From the incredibly creative Sokpop Collective, Stacklands has a somewhat novel approach to deckbuilding. Instead of simply playing cards against an opponent, it has you stacking them on top of one another to make different effects. For instance, stacking a Villager card atop a Berry Bush card will have that Villager pick berries, making Berry cards they can eat to stay alive. There’s some light combat here, but mainly Stacklands challenges you to build up a village by creating increasingly complex stacks of cards.

Frost

8. Frost

Instead of fighting monsters, Frost has you trying to survive the elements. It has a unique, sketchy sort of look to it, and the premise of evading a storm reminds me of tabletop games like A Quiet Year.
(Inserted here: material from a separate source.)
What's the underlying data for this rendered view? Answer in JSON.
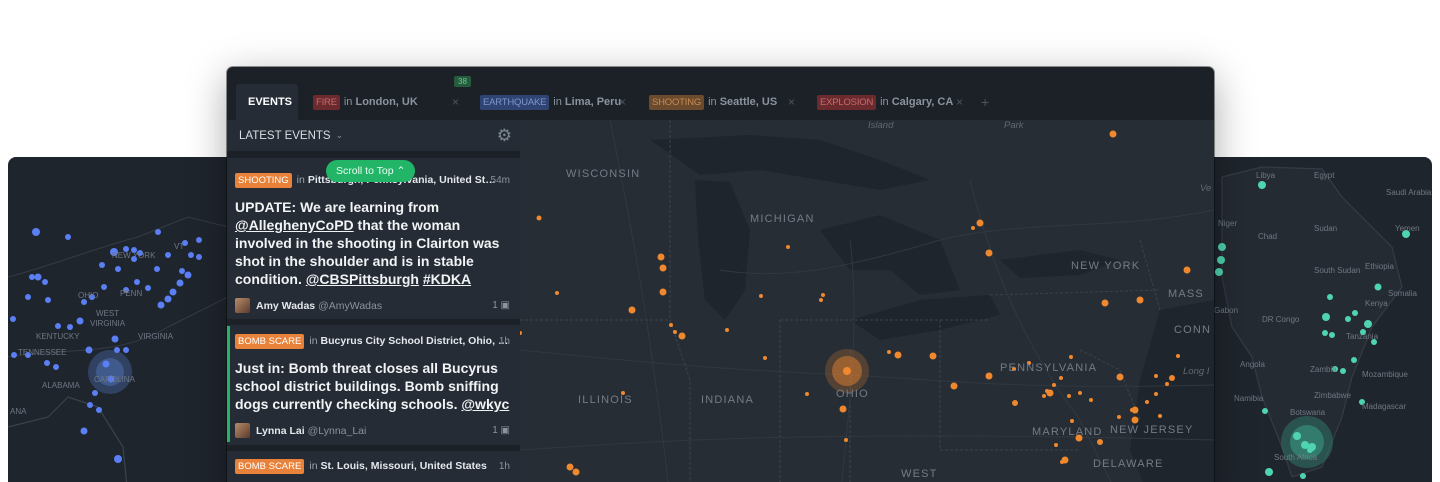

According to the developers, Frost draws inspiration from board games like Dominion, and a lot of the iconography — as well as the solitaire play style — seems similar to those kinds of titles.

Golfie

9. Golfie

Golfie is still in Early Access as of this writing. It’s a marriage of deckbuilding and minigolf, with cards representing different kinds of shots and powers you can use to try to beat an 18-hole round of procedurally-generated courses. Minigolf games have been very in over the last couple of years, but they typically favor real-time multiplayer chaos. Golfie looks like it could be an interesting twist on the genre, and it’s definitely worth keeping an eye on if you’re not an Early Access kind of person.

Deck RX

10. Deck RX: The Deckbuilding Racing Game

What if F-ZERO was a deckbuilder? That’s the question Deck RX seems to ask and answer, giving you an aerial perspective of a race and having your deck of cards represent your strategy. There are plenty of different characters, each with their own unique cards, and several different worlds to race on that present new challenges. Deck RX isn’t out as of this writing, but there’s a demo for it available on Steam, and it certainly looks to be a unique application of deckbuilding mechanics.